Pazartesi akşamı Erdoğan, alışıldığı üzere, uzun bir siyasal propaganda peşrevinden sonra ‘normalleşme adımları’nı açıkladı. Öncelikle unutmamalı ki salgın ve o kapsamda alınan önlemler, yarattığı büyük ekonomik sıkıntılara rağmen, iktidarın süreklileşmiş olağanüstülük ihtiyacına da karşılık geldi. Toplumsal yaşam, ‘çarkların dönmesi’ sözüyle sembolleşen bir üretim-dağıtım ağı dışında yaklaşık bir yıldır çok katı bir denetim ve kısıtlama altında tutuluyor. Geride kalan bu bir yılda üç nokta belirgin şekilde öne çıktı:

Birincisi, devletin mali olanaklarının ve idari tercihlerinin, toplum ve halk sağlığı değil, sermaye birikiminin devamlılığı ve genel anlamda ‘iş dünyası’ lehine kullanıldığı görüldü. AKP/MHP iktidarının sınıfsal menşeini, çok daha geniş kitleler için açık hale getirdi bu.
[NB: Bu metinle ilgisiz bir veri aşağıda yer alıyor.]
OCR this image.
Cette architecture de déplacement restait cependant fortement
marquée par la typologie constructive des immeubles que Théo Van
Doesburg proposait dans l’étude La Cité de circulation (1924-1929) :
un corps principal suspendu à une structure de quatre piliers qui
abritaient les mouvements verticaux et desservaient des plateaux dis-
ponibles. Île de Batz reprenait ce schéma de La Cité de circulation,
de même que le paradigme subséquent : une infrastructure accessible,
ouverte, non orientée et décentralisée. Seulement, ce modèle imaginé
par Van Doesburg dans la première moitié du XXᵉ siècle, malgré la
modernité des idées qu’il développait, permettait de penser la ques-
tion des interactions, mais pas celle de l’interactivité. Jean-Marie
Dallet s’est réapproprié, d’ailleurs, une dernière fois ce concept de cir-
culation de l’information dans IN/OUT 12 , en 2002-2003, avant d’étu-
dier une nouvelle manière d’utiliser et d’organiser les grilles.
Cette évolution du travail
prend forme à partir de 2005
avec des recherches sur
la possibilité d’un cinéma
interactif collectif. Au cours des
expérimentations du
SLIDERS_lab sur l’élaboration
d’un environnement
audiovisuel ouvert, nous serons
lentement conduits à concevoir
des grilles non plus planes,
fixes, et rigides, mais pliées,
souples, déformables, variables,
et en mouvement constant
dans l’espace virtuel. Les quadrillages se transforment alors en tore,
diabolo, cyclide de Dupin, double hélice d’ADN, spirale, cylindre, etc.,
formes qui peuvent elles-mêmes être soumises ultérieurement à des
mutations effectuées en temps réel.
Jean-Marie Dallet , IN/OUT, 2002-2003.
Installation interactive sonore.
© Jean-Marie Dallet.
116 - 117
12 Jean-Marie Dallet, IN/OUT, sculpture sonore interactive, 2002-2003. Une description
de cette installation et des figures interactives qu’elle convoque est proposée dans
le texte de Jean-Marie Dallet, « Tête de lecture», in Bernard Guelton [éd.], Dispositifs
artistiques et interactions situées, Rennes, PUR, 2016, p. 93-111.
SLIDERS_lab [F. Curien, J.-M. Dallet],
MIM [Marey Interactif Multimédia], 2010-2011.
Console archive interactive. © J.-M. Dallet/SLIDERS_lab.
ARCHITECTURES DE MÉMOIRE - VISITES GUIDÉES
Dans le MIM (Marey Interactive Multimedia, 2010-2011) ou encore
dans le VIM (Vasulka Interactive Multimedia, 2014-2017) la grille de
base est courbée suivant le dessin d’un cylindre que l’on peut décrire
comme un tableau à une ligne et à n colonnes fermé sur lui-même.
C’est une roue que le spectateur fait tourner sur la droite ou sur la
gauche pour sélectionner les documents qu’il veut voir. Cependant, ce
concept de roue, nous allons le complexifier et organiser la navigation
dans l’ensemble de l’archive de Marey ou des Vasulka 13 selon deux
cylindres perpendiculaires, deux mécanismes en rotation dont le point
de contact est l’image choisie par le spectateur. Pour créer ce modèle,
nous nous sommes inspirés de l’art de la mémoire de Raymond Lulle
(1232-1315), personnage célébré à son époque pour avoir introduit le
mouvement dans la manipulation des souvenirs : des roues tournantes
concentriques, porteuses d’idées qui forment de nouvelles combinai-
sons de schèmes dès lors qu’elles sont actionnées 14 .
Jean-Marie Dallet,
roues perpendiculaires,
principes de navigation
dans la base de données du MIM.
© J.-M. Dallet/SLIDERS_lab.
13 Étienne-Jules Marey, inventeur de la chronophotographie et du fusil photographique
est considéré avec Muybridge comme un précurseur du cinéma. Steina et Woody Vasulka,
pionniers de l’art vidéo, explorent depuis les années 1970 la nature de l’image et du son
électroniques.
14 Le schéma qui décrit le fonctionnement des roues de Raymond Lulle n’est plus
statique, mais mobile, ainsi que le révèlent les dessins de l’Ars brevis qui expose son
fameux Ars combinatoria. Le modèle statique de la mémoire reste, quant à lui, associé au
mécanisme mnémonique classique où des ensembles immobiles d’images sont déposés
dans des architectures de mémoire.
İkincisi, toplumun bir bölümünü salgın koşullarında yüksek risk altında çalışmaya, bir bölümünü de o risk maliyetini dengelemek üzere ekonomik faaliyetinden alıkoyarak evde oturtmaya dönük kısıtlamalar giderek büyüyen ve genişleyen sorunlar yaratırken, devlet ricali ve her türden iktidar örgütünün ayrıcalıklı olduğu, diledikleri gibi bir normalleşme içinde yaşadıkları görüldü. Büyük kentlerin meydanlarında maskesi burnunun altında diye insanlar tartaklanırken, Erdoğan kongre salonlarının hınca hınç dolu olmasıyla övündü; AKP şölenlerinde bırakın maskeyi, deve güreşi formatında tuhaf danslar edenler boy gösterdi.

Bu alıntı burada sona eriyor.